MAS made a net profit of $2.77 billion in FY2011/12.

"We made good investment returns, but when measured in Singapore dollars these gains were more than offset by the strength of the currency," managing director Ravi Menon said on Tuesday at a press briefing for the release of the central bank's annual report.

The Singapore dollar gained 13.8 per cent against the yen and 6.2 per cent against the euro in the 12 months to March, the MAS said. During the same period, the Singapore dollar rose 5.1 per cent versus the British pound and 1.3 per cent against the dollar.

The central bank had total assets of $340.4 billion as at end-March 2013, up from $319.2 billion at the end of the previous financial year.

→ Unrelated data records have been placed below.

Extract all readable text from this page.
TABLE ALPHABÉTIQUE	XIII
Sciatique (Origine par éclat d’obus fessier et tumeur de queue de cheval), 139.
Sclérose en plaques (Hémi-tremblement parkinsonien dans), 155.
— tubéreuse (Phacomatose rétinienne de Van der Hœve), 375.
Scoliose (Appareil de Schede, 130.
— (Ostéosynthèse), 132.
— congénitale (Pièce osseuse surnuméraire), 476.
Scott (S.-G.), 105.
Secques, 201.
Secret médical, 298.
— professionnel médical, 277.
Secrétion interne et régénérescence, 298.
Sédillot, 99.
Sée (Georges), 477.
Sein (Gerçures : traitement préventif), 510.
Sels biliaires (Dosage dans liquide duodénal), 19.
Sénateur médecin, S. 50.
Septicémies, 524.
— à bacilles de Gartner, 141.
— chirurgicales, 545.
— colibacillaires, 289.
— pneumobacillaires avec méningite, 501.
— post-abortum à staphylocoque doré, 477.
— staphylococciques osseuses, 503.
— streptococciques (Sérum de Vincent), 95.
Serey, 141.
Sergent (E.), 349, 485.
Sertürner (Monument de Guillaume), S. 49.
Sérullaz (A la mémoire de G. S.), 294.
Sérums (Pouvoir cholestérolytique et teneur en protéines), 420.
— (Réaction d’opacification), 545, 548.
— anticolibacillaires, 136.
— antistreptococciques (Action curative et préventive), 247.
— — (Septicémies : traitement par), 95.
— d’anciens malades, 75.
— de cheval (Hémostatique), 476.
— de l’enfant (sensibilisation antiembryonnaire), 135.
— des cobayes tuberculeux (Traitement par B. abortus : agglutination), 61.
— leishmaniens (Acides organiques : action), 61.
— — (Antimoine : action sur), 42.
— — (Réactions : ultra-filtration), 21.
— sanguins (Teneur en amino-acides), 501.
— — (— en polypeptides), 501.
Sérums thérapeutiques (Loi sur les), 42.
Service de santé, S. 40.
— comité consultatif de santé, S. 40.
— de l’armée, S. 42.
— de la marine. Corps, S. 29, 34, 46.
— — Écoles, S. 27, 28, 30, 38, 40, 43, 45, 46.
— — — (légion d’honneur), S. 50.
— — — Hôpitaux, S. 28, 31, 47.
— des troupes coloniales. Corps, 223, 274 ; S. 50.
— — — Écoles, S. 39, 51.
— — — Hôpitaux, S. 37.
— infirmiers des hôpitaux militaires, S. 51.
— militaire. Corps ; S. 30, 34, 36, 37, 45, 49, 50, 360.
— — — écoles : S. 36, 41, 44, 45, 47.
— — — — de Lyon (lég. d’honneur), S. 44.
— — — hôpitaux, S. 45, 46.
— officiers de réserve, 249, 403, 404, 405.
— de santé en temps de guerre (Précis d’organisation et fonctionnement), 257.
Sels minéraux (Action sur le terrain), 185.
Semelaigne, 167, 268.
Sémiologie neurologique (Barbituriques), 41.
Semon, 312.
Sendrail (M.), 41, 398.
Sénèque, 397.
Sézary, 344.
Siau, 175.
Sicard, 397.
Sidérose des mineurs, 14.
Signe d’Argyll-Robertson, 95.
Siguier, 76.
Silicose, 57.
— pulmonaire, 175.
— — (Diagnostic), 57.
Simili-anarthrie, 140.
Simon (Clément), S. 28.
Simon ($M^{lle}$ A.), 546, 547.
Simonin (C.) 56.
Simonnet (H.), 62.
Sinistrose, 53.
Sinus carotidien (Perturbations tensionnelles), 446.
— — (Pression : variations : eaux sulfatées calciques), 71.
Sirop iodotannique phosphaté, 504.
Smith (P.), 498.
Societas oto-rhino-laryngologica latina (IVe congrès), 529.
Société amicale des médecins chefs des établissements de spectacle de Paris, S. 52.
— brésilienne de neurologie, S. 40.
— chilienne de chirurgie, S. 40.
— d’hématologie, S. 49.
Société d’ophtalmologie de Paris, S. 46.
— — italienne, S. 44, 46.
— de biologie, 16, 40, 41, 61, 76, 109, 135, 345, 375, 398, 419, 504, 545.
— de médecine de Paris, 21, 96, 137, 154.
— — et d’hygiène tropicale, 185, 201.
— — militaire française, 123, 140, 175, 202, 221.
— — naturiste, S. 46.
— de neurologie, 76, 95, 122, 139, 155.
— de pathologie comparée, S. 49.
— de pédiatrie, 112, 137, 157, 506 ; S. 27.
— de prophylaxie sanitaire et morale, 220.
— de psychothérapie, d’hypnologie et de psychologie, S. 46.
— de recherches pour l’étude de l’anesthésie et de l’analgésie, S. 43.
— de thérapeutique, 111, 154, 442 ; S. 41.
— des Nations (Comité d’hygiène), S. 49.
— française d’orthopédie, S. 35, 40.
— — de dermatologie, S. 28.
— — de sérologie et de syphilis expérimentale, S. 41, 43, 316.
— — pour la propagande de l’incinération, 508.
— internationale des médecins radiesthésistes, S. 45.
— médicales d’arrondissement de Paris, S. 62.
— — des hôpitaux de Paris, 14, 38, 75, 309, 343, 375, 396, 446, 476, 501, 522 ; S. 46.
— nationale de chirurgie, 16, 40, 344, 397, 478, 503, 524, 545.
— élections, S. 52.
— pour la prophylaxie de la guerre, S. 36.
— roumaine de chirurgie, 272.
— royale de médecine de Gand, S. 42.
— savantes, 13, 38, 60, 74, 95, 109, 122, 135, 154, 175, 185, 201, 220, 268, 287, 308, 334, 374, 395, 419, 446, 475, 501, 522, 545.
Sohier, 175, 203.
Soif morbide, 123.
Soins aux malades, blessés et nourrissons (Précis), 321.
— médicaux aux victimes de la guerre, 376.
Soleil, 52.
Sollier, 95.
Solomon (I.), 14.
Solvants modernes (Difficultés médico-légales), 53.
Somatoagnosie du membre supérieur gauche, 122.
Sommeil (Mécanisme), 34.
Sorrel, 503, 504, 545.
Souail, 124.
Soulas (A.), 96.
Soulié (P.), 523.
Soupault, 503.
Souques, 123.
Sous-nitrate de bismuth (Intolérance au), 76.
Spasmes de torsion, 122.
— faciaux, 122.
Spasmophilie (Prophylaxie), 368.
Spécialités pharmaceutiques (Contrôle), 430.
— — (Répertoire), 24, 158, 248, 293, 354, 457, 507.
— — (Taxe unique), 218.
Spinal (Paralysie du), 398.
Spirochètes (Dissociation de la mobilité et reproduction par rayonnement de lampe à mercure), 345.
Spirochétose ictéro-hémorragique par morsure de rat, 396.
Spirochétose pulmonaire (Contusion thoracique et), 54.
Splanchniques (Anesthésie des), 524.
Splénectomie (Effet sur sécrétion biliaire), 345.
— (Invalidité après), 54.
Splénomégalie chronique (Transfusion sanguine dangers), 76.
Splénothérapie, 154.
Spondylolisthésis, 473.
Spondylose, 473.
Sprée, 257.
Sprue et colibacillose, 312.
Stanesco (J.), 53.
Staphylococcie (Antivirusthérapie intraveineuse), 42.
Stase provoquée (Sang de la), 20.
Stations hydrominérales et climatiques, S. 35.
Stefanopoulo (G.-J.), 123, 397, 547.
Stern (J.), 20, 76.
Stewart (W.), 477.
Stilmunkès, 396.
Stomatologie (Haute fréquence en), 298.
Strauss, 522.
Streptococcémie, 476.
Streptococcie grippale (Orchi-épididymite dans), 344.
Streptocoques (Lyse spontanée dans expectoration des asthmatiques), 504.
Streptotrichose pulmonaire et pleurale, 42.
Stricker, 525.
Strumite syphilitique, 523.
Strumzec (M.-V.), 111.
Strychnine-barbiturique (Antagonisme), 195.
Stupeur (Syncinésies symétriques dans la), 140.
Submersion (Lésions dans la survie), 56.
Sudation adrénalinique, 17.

Assets held by the MAS are mainly for managing the Singapore dollar's value against a basket of currencies and to defend the local unit when required.

Singapore cuts inflation outlook

The task of ensuring the country earns adequate returns on its massive foreign exchange reserves lies with GIC, formerly known as the Government of Singapore Investment Corp, which has an estimated US$300 billion.

On the Singapore economy, that MAS said that growth in the first half of 2013 was estimated at 2 per cent and should pick up during the latter part of the year.

The economy grew by just 1.3 per cent in 2012.

The report added that headline inflation would ease this year from last year's 4.6 per cent, but core inflation - which excludes the cost of cars and accommodation - could rise "moderately" to 2 per cent or slightly higher in the latter half of 2013 due to continuing tightness in the labour market.

MAS maintained its core inflation forecast for 2013 at 1.5 to 2.5 per cent.

The central bank, however, expressed concerns about rising household debt in the city-state and said an estimated 5-10 per cent of borrowers had "probably over-leveraged on their property purchases" based on their total debt service payment ratio of more than 60 per cent of monthly income.

"If mortgage rates were to rise by 3 percentage points, the proportion of borrowers at risk could reach 10-15 per cent,"Menon said.

Menon said household balance sheets in Singapore were resilient at an aggregate level, with cash and deposits exceeding debt, but the healthy balance sheets were not uniform across households.

Banks in Singapore now offer housing loans at around 1.1 to 1.2 per cent per annum, well below the 3.5 per cent level that financial institutions must use when calculating debt servicing ratios of potential borrowers based on the latest central bank requirements.

Current policy stance appropriate

Menon said MAS's current policy stance for modest appreciation of the Singapore dollar was appropriate for containing the re-emergence of strong cost pressures.

MAS, in its annual report, also touched on the need to ensure more Singaporeans get jobs in the financial sector, particularly in senior positions, addressing a sore point among locals who feel some foreign managers prefer to hire their own countrymen.

Singapore Deputy Prime Minister and Finance Minister Tharman Shanmugaratnam, who is also MAS chairman, has discussed the issue with heads of banks based in the city-state, according to various local media reports.

Advertisements in local media taken up by a body backed by the city-state's manpower ministry earlier this year showed several financial firms had acknowledged "hot spots" within their organisations where "clusters of employees from the same country appeared to have developed over time".

"As Singapore's financial centre remains open to global talent, MAS is making concerted efforts to put in place initiatives to develop a strong core of Singaporean financial sector professionals," the central bank said in its report.

"MAS will work closely with financial institutions to nurture Singaporeans for leadership roles, through training and different jobs and country exposures."